Giovedì 17 Luglio 2014

Bossetti nervoso a Pasquetta?

Erano emersi i risultati del dna

Il giorno dell’arresto di Bossetti

Pasquetta, 21 aprile 2014. È una data che compare nell’interrogatorio di Marita Comi, la moglie di Massimo Bossetti, presunto assassino di Yara Gambirasio. Gli inquirenti la calano all’improvviso. «Lei si ricorda dove avete trascorso la giornata di Pasquetta appena passata?», le chiedono. «Non mi ricordo», ribatte la donna.

Perché chi indaga vuole avere dettagli su quel giorno? È successo qualcosa di particolare? No. L’Eco di Bergamo ha scoperto che quella giornata in sé non è importante per gli investigatori: è il periodo quello che conta. Bisogna infatti risalire al 10 aprile 2014, quando l’assassino di Yara non ha ancora un nome. In quella data i giornali locali pubblicano la notizia con cui viene certificata l’indiscrezione che circolava da tempo: e cioè, che Giuseppe Guerinoni, l’autista di Gorno scomparso nel 1999, è il padre naturale di Ignoto 1.

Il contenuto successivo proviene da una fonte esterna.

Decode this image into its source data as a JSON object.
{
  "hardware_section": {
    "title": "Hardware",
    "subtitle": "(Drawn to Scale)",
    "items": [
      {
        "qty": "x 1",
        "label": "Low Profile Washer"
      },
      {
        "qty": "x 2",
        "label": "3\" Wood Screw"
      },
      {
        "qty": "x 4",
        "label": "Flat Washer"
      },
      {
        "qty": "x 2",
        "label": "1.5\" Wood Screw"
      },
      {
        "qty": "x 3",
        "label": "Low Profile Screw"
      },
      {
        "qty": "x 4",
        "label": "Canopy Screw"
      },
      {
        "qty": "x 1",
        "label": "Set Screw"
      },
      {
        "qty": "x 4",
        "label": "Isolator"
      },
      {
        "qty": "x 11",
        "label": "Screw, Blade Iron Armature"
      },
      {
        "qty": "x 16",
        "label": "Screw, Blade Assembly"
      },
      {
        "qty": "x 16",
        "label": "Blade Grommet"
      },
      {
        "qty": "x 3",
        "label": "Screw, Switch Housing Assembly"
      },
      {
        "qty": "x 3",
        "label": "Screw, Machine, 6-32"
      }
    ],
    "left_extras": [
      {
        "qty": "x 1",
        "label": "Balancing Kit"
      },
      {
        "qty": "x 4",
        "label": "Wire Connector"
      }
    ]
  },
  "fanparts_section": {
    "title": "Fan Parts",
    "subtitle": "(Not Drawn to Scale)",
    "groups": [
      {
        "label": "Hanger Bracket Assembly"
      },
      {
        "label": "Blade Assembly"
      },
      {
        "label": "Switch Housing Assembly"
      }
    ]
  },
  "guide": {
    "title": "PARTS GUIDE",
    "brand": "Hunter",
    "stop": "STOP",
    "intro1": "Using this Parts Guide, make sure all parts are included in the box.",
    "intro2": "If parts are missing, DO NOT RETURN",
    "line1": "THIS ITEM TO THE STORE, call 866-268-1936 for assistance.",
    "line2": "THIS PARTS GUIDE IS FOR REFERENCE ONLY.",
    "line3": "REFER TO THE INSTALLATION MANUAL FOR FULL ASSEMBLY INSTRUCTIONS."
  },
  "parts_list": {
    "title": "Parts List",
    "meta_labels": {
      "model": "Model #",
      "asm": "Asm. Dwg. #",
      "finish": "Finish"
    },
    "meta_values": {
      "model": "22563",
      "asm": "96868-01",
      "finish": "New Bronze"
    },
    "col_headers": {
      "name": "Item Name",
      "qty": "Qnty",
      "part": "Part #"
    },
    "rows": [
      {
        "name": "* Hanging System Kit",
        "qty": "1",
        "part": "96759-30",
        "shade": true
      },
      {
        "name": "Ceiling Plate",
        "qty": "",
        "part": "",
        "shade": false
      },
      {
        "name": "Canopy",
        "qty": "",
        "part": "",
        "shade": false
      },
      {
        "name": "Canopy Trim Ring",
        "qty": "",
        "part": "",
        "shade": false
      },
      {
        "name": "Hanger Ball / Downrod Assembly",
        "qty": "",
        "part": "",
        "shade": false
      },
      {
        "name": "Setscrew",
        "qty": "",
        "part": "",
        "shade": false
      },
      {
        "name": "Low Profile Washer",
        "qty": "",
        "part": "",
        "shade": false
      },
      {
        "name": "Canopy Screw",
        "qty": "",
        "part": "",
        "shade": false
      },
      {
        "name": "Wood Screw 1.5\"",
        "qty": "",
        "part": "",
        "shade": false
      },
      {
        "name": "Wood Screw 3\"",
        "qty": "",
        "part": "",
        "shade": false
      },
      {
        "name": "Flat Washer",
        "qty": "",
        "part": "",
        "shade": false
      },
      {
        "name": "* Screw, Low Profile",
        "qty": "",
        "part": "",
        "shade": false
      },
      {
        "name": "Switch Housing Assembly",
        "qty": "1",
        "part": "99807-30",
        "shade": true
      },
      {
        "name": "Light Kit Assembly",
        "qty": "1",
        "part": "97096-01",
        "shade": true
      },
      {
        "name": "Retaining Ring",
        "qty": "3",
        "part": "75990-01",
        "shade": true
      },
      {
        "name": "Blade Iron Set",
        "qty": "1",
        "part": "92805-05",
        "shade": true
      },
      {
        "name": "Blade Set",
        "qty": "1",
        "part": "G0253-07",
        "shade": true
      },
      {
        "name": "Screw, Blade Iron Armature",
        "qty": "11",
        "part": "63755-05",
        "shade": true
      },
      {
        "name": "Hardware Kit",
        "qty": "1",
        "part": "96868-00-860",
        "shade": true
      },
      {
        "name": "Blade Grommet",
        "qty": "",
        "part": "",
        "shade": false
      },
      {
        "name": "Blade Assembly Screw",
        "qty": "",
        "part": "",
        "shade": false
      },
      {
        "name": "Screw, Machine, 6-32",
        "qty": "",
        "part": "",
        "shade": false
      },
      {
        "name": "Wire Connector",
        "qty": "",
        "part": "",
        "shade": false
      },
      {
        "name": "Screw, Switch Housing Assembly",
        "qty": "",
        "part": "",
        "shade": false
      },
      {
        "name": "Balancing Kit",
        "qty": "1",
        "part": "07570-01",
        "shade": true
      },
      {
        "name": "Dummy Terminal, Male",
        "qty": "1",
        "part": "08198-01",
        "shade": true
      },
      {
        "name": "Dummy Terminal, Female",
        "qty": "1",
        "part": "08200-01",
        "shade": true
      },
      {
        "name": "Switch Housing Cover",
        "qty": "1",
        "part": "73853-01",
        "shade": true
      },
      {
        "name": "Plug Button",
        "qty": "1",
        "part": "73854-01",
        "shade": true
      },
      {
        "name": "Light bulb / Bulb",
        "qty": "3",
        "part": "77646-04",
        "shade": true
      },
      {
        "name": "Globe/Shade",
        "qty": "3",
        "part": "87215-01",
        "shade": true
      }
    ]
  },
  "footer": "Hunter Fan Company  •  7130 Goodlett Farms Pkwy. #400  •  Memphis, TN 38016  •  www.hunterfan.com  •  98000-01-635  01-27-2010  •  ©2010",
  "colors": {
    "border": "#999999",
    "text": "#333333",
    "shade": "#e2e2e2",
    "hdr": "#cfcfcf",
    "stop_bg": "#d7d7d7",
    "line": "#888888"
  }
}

«Yara, ecco i risultati sul dna dell’autista. È lui il padre del killer», titola il nostro giornale e nei giorni successivi seguiranno altri articoli, riportati anche sulla stampa nazionale. È il periodo di Pasqua e gli investigatori ora scelgono il giorno del lunedì dell’Angelo come data di riferimento delle domande da porre ai familiari. Perché? Vogliono sapere se Bossetti, dopo aver appreso che Guerinoni è certamente il padre dell’assassino, ha reagito in modo particolare. E perché proprio Pasquetta? Perché è il giorno in cui è più probabile che si possano estendere i pranzi o gli incontri anche ai parenti. Bossetti in quella data potrebbe essere stato a tavola con la madre Ester e gli inquirenti vogliono ora sapere dagli altri familiari se avevano notato tra i due un certo imbarazzo.